Porque os jogadores abrem a porta à espera que algo aconteça, certo?

Sakaguchi:

Exactamente. Então, quando a porta abre com um estrondo, além de ouvires a música “dun-dun-duuun” e uma mensagem a dizer “this ___ castle”, esse é o momento para acrescentar algum tipo de história. Foi com isso que me preocupei mais neste projecto.

Iwata:

Que tipo de coisas mais queres transmitir com a história para The Last Story, Sakaguchi-san?

Sakaguchi:

É o tipo de história que demora muito a contar, então há vários elementos que quero passar para o jogador. Mas, desta vez, concentrei-me mais nos elementos de jogabilidade do que na história. Então, por exemplo, a personagem do jogador pode por vezes fazer conversa “de chacha” com outras personagens enquanto se move de um local para o outro. Por exemplo, ao moveres-te por ali, poderás ouvir alguém dizer “hey, como é que não reparas neste cheiro?”. Através de diálogo como este, os jogadores tornam-se conscientes da existência dos seus companheiros. Uma das coisas que gostaria de transmitir nesta história são as fortes relações que os jogadores têm com as pessoas que os acompanham por qualquer razão. Por exemplo, os jogadores poderão pensar que essas pessoas são fantásticas ou que fariam tudo por elas.

Iwata Asks
Iwata:

E tu, Sakamoto-san?

Sakamoto:

O tema que pensei explorar nos jogos Metroid anteriores era o seguinte: embora os humanos cometam sempre erros e sejam egoístas, no fim de contas não são assim tão maus. O tema para este jogo foi semelhante.

Iwata:

Estou a ver. Obrigado a ambos. Para terminar, que tal vocês os dois dizerem alguma coisa um ao outro?

Sakamoto:

Acho que tanto eu como Sakaguchi-san estamos a tentar fazer coisas semelhantes em relação ao desafio de “contar histórias através dos jogos”. Claro que as nossas visões do mundo e os géneros do jogo em que trabalhamos são diferentes, e usamos métodos e ângulos diferentes, mas é isso que torna interessante a vida profissional e eu tenho um interesse pessoal nos jogos de Sakaguchi-san.

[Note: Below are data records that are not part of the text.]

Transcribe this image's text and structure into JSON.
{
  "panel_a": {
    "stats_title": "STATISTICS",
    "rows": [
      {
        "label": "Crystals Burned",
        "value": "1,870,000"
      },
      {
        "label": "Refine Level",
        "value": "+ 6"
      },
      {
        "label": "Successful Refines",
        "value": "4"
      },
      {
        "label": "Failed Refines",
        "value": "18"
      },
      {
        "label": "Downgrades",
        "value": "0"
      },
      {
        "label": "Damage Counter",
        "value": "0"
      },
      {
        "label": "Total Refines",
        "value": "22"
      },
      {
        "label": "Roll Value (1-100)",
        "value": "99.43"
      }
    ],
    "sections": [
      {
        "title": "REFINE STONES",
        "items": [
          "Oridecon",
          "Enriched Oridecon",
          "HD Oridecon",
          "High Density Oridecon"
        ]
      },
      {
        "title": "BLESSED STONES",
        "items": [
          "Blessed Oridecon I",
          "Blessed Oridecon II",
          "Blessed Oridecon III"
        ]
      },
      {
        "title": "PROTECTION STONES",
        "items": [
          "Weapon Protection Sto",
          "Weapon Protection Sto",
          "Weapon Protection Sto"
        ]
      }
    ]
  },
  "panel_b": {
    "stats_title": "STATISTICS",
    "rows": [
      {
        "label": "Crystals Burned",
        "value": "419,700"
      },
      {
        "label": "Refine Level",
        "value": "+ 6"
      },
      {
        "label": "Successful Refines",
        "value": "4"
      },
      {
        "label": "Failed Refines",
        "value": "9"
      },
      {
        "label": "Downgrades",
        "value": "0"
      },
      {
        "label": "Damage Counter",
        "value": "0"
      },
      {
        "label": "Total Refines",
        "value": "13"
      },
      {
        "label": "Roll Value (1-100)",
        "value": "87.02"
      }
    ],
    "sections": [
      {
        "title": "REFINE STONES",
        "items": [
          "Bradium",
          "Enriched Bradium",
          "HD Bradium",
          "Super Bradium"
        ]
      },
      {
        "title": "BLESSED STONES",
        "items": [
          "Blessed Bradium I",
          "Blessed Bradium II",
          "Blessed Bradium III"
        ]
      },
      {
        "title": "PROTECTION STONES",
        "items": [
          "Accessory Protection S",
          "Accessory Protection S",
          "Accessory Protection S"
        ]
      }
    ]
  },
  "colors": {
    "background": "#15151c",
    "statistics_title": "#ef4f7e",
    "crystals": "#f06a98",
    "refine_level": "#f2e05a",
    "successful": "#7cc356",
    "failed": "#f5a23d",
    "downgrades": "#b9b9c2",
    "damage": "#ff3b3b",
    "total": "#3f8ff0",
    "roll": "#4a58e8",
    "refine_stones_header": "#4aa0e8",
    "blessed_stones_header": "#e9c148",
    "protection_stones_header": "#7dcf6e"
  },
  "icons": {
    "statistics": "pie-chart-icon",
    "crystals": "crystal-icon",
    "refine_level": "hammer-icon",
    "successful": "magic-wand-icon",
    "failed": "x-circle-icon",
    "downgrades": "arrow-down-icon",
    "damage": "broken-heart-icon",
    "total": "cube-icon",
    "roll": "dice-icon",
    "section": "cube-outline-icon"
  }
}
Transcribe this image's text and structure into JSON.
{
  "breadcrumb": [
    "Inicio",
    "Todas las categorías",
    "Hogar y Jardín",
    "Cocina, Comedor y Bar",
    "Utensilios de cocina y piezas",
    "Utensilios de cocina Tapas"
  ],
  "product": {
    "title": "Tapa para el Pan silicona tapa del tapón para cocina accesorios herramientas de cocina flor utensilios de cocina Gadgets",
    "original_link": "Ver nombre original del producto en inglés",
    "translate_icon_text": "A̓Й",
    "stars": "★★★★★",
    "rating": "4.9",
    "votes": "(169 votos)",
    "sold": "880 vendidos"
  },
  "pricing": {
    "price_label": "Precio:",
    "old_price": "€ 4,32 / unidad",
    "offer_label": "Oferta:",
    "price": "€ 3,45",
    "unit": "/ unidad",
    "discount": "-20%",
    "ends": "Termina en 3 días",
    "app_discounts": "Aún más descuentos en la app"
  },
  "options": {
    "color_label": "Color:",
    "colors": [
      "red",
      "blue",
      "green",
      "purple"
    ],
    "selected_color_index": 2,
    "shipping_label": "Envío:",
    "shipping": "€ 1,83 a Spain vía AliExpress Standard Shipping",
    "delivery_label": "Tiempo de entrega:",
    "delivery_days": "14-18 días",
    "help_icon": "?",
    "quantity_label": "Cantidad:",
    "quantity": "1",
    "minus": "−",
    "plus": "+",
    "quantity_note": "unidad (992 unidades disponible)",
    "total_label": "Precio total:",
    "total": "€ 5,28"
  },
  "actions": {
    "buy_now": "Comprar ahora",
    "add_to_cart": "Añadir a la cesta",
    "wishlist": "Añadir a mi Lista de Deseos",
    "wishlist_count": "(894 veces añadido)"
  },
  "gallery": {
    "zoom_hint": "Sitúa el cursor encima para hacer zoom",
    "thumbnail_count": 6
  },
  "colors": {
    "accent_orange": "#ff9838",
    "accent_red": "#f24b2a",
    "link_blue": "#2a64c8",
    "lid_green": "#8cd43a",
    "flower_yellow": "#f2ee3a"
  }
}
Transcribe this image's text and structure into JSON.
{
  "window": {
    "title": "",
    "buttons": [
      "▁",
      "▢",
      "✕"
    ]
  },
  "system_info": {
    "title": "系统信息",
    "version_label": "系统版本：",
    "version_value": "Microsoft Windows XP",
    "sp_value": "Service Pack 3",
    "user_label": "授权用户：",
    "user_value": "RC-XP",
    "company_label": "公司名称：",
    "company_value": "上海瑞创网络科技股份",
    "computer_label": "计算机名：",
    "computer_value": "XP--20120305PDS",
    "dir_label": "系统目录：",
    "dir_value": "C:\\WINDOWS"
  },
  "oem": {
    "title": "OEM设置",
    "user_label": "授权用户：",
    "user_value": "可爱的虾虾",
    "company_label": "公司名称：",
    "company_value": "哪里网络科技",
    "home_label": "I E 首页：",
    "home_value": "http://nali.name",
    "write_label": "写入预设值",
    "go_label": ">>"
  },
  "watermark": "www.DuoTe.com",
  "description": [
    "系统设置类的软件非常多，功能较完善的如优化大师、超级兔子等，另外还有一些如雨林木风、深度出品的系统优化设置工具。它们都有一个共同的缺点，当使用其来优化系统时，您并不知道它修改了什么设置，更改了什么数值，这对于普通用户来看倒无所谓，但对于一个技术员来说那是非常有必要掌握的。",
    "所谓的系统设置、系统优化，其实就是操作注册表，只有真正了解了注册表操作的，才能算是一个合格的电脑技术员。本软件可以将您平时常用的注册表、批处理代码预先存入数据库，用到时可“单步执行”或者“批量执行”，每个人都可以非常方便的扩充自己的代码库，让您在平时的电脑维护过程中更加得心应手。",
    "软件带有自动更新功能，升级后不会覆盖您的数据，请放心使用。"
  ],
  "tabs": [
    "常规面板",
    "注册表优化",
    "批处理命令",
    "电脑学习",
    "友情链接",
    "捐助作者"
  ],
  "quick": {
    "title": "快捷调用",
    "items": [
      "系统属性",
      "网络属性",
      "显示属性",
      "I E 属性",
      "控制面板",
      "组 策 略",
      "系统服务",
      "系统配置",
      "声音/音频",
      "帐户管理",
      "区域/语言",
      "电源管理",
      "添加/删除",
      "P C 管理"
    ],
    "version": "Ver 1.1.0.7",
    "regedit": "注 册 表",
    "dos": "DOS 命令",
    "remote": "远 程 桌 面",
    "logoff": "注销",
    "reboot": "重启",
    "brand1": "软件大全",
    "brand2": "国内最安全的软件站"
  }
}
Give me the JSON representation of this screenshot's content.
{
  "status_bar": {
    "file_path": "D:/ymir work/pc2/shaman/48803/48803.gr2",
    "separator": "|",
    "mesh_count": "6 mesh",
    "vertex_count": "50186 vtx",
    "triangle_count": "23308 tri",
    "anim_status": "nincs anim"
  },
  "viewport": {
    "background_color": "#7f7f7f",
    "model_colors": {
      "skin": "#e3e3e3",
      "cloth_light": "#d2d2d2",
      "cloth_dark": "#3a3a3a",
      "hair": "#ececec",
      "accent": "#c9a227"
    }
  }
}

Aguardo ansiosamente as várias impressões e reacções – “esta parte está boa”, esse tipo de coisas – das muitas pessoas que jogarão The Last Story.

Iwata Asks
Sakaguchi:

O meu jogo sairá um pouco mais tarde, mas Metroid: Other M vai ser lançado brevemente, certo?

Sakamoto:

Sim, no dia 2 de Setembro. (data de lançamento no Japão).

Sakaguchi:

Depois de tudo o que discutimos hoje, incluindo a história, o que senti mais foi “Eu quero jogar este título”. Outra coisa que senti hoje foi choque quando descobri a tua ligação ao jogo Hamtaro.

Sakamoto:

(risos)

Sakaguchi:

Quando vi o trailer de Metroid: Other M, apareceu uma mulher muito séria... Ela estava a ser mostrada através da janela de uma nave e falava sobre “o meu destino” – era muito sério, não era?

Iwata:

Bastante.

Sakaguchi:

Pensei “Porque está o homem responsável por Tomodachi Collection a fazer isto?!”

Sakamoto:

(risos)

Sakaguchi:

Como disse há pouco, os meus familiares são fãs deste outro tipo de jogos que fazes, Sakamoto-san, por isso espero com ansiedade o próximo passo nessa direcção.

Sakamoto:

Estou a ver. Bem, esse é outro dos meus temas, então...

Sakaguchi:

Claro que também estou à espera de Metroid: Other M, e a partir de agora vou definitivamente jogar os dois tipos de jogos de Sakamoto-san.

Iwata:

Hoje começámos por falar da ligação estranha entre os dois e embora tivessem ambos seguido caminhos distintos, achei que no fim acabam por ter imensas coisas em comum. Obrigado aos dois.

Sakaguchi e Sakamoto:

Obrigado nós.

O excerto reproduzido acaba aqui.